Footnotes are very important. They can reveal information that is vital to interpreting the metrics on display and sometimes they can also reveal caveats hidden in plain sight. AMD recently launched the world’s first 7nm GPU, the Radeon Instinct MI60, and it is a milestone in the ongoing transformation of AMD’s professional GPU side. The specifications are great and the performance spectacular, but the efforts put in by engineers might be overshadowed by something hidden in the footnotes. NVIDIA’s Tesla V100 GPU was gimped in the ResNet 50 benchmark.

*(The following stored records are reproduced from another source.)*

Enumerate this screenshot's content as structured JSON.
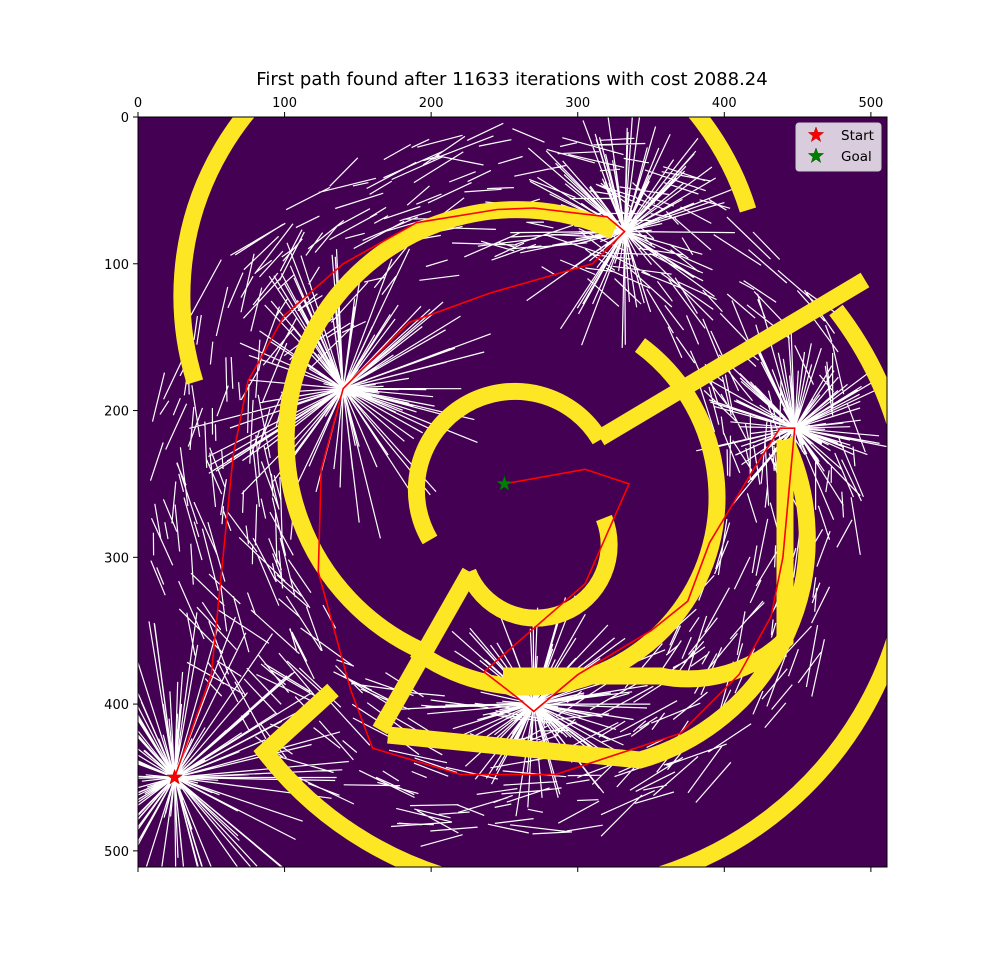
{
  "chart_data": {
    "type": "scatter",
    "title": "First path found after 11633 iterations with cost 2088.24",
    "xlim": [
      0,
      511
    ],
    "ylim": [
      511,
      0
    ],
    "x_ticks": [
      0,
      100,
      200,
      300,
      400,
      500
    ],
    "y_ticks": [
      0,
      100,
      200,
      300,
      400,
      500
    ],
    "x_axis_position": "top",
    "grid": false,
    "legend": {
      "placement": "top-right",
      "entries": [
        {
          "label": "Start",
          "color": "#ff0000",
          "marker": "star"
        },
        {
          "label": "Goal",
          "color": "#008000",
          "marker": "star"
        }
      ]
    },
    "start": [
      25,
      450
    ],
    "goal": [
      250,
      250
    ],
    "path": [
      [
        25,
        450
      ],
      [
        50,
        380
      ],
      [
        60,
        280
      ],
      [
        65,
        230
      ],
      [
        75,
        180
      ],
      [
        100,
        135
      ],
      [
        140,
        100
      ],
      [
        190,
        72
      ],
      [
        245,
        63
      ],
      [
        270,
        62
      ],
      [
        320,
        68
      ],
      [
        332,
        78
      ],
      [
        310,
        100
      ],
      [
        240,
        120
      ],
      [
        185,
        140
      ],
      [
        140,
        185
      ],
      [
        125,
        240
      ],
      [
        123,
        310
      ],
      [
        145,
        390
      ],
      [
        160,
        430
      ],
      [
        220,
        448
      ],
      [
        285,
        448
      ],
      [
        370,
        420
      ],
      [
        410,
        380
      ],
      [
        432,
        340
      ],
      [
        440,
        300
      ],
      [
        448,
        212
      ],
      [
        438,
        212
      ],
      [
        420,
        240
      ],
      [
        390,
        290
      ],
      [
        375,
        330
      ],
      [
        350,
        350
      ],
      [
        300,
        380
      ],
      [
        270,
        405
      ],
      [
        258,
        395
      ],
      [
        236,
        378
      ],
      [
        305,
        318
      ],
      [
        335,
        250
      ],
      [
        305,
        240
      ],
      [
        250,
        250
      ]
    ],
    "colors": {
      "background": "#440154",
      "walls": "#fde725",
      "tree": "#ffffff",
      "path": "#ff0000"
    }
  }
}
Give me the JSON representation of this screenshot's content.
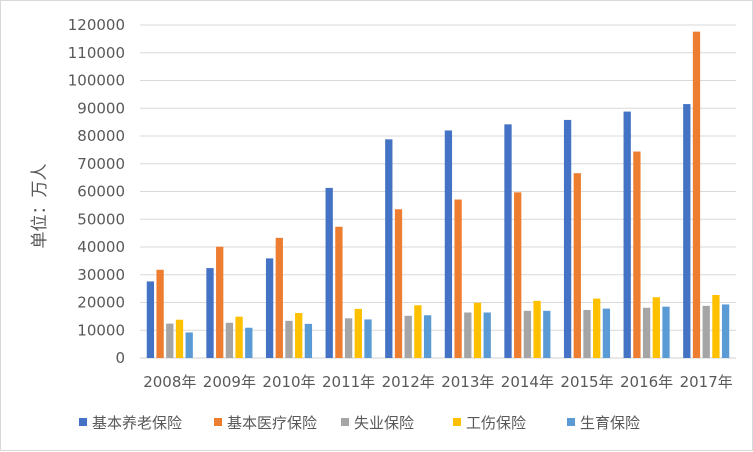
{
  "chart_data": {
    "type": "bar",
    "title": "",
    "xlabel": "",
    "ylabel": "单位：万人",
    "ylim": [
      0,
      120000
    ],
    "yticks": [
      0,
      10000,
      20000,
      30000,
      40000,
      50000,
      60000,
      70000,
      80000,
      90000,
      100000,
      110000,
      120000
    ],
    "grid": true,
    "legend": "bottom",
    "categories": [
      "2008年",
      "2009年",
      "2010年",
      "2011年",
      "2012年",
      "2013年",
      "2014年",
      "2015年",
      "2016年",
      "2017年"
    ],
    "series": [
      {
        "name": "基本养老保险",
        "color": "#4472C4",
        "values": [
          27600,
          32400,
          35900,
          61300,
          78800,
          82000,
          84200,
          85800,
          88800,
          91500
        ]
      },
      {
        "name": "基本医疗保险",
        "color": "#ED7D31",
        "values": [
          31800,
          40100,
          43300,
          47300,
          53600,
          57100,
          59700,
          66600,
          74400,
          117600
        ]
      },
      {
        "name": "失业保险",
        "color": "#A5A5A5",
        "values": [
          12400,
          12700,
          13400,
          14300,
          15200,
          16400,
          17000,
          17300,
          18100,
          18800
        ]
      },
      {
        "name": "工伤保险",
        "color": "#FFC000",
        "values": [
          13800,
          14900,
          16200,
          17700,
          19000,
          19900,
          20600,
          21400,
          21900,
          22700
        ]
      },
      {
        "name": "生育保险",
        "color": "#5B9BD5",
        "values": [
          9200,
          10900,
          12300,
          13900,
          15400,
          16400,
          17000,
          17800,
          18500,
          19300
        ]
      }
    ]
  }
}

NVIDIA’s Tesla V100 ResNet 50 AI benchmark in AMD Next Horizons event was running at 1/3rds of peak performance because of FP32 mode
See, the company had claimed comparable inference performance as compared to NVIDIA’s Tesla V100 flagship GPU. I remembered seeing ResNet 50 performance before and could distinctly remember it being in the 1000s so I looked through the footnotes and found the cause: the test was conducted in FP32 mode. The Tesla V100 contains Tensor cores and significantly more die space (the GCN architecture is hard-limited to 4096 stream processors) and those can be used to accelerate inference and learning performance by multiple factors. In fact, if you use Tensor mode, the performance of the V100 is just over three times that of the Radeon Instinct MI60.
I did not have an NVIDIA Tesla V100 lying around, so I reached out to NVIDIA and they quickly sent me the data for that particular benchmark running in Tensor mode (the advisory for not trusting first party benchmarks applies here too, but in this case, this result can and has been replicated by third parties). The Radeon Instinct MI60 according to AMD’s own testing yields about 334 images per second, while the NVIDIA Tesla V100 yields a maximum of 1189 images per second – a 3.5x speedup in performance. This speedup is in PCIe mode by the way: going to SXM2 results in an even higher differential.
That’s not all, NVIDIA’s Tesla T4 can actually yield 395 images per second in Tensor mode as well. NVIDIA had the following to say about the issue:
“The 70W Tesla T4 with Turing Tensor Cores delivers more training performance than 300W Radeon Instinct MI60. And Tesla V100 can deliver 3.7x more training performance using Tensor Cores and mixed precision (FP16 compute / FP32 accumulate), allowing faster time to solution while converging neural networks to required levels of accuracy.” – NVIIDA
GPUs take a long time to design and develop and it is clear that AMD got blindsided in the Tensor department. That said, while Tensor cores can and do speed up certain calculations, they do not work in every case and FP32 is still a very important metric of performance. So yes, the MI60 has performance comparable to the Tesla V100, but only in FP32 mode. Overall training performance is vastly superior on the V100. If you are someone who uses Tensor to accelerate inference then the T4 is going to be more of a competitor than the V100.
AMD’s point of view
Now, I reached out to AMD as well to give them a chance to reply and they had the following to say about it:
“Regarding the comparison – our footnotes for that slide clearly noted the modes so no issues there. Rationale is that FP32 training is used in most cases for FaceID to have 99.99%+ accuracy, for example in banking and other instances that require high levels of accuracy.” – AMD
I have to admit I am not familiar with FaceID and other mission-critical training sets so I will not go into a detailed deconstruction of this statement. It is possible that the use of FP16 inputs makes a difference to the final result that I’m not aware of. I’m willing to give AMD the benefit of doubt on this unless my better-peers prove otherwise, but even if that is the case, the fact remains that this was an instance of cherry-picked benchmarks and is somewhat of a disappointment coming from a company that usually retains a high moral ground in these things.
No one expects marketing material to be perfect, and that is something I am painfully aware of considering the recent splattering of bad press that seems to plague the PC triumvirate. It is also worth noting that this statement does not seem to be in agreement with what NVIDIA says. We know that Tensor cores are essentially mixed precision (FP16 multiply/FP32 accumulate) and NVIDIA claims you should be able to get to the “required level of accuracy” using those anyways.